ByteDance, the Chinese parent company of TikTok, is reevaluating its corporate structure as concerns mount about possible national security regulation by the US government. The company might create a new management board for TikTok and establish a headquarters outside of China, Bloomberg reports. TikTok shares an HQ with ByteDance, but its five largest offices are in LA, New York, London, Dublin and Singapore. In addition to national security pressure, the app faces scrutiny from the FTC and child privacy advocates in the United States because of how it handles minors’ data.

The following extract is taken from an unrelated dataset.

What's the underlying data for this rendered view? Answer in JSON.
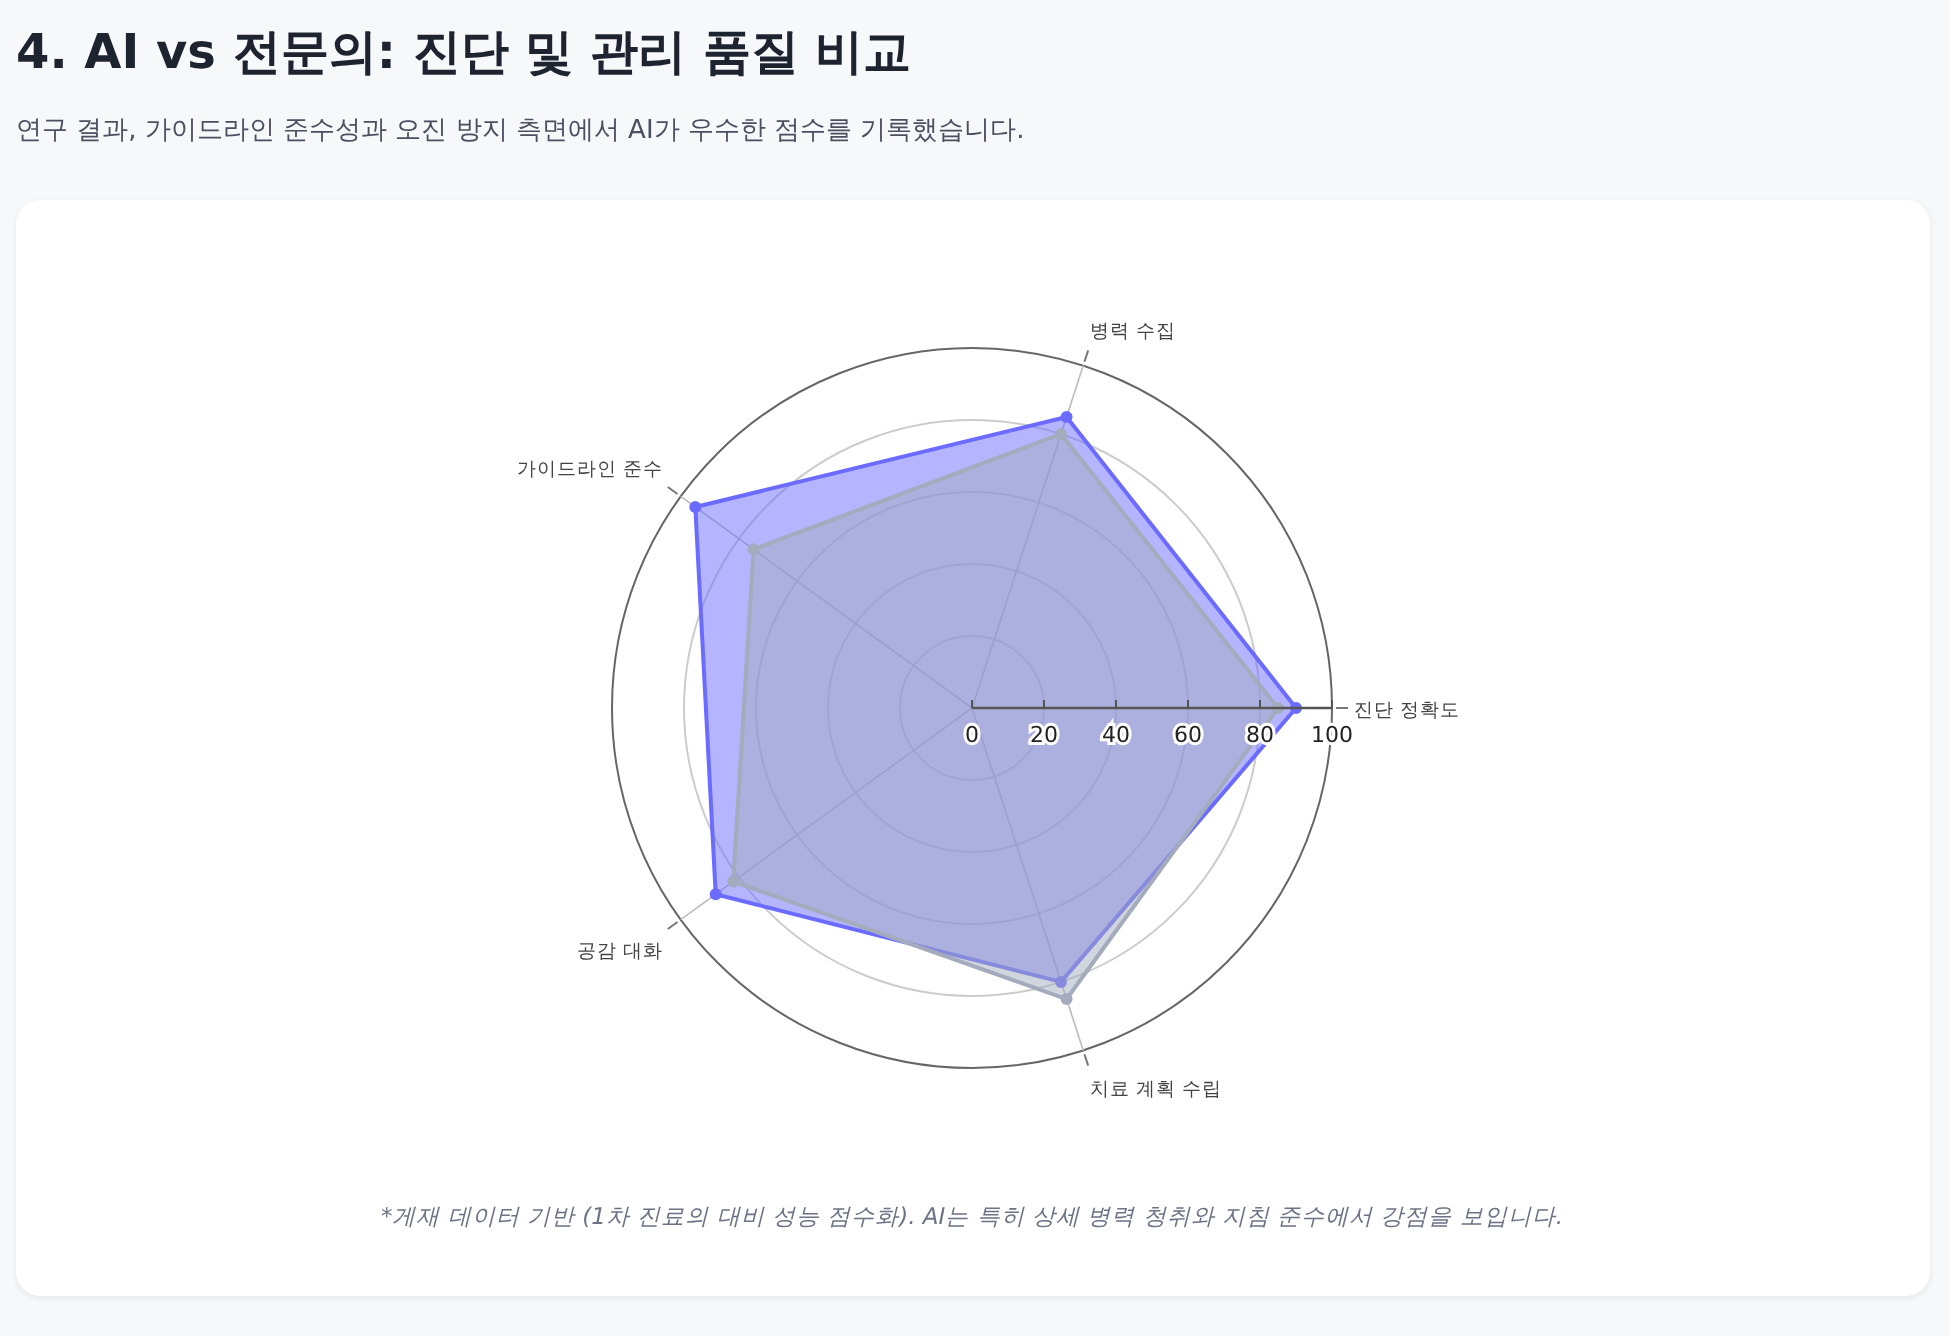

TikTok, which has been downloaded more than 2 billion times globally, is making moves to distance itself from its Chinese roots, most recently with the high-profile hire of ex-Disney exec Kevin Mayer as CEO.

The New Window Shopping

In China, livestreaming has become the new retail accelerant, The Wall Street Journal reports. Owners and store associates at boutiques and small cosmetic or retail chains are modeling their own products in livestreams on WeChat, the big Chinese social media app. Some of those streams are now popular shows. Global brands such as Gap and Louis Vuitton are fast followers of the trend, with celebrities hosting streams. “Lynn, good evening,” said Fu Chenyuan, owner of a clothing boutique in Shanghai, when a regular joined a recent livestream. “Today we have all kinds of shoes, a lot of them are your size – 37.”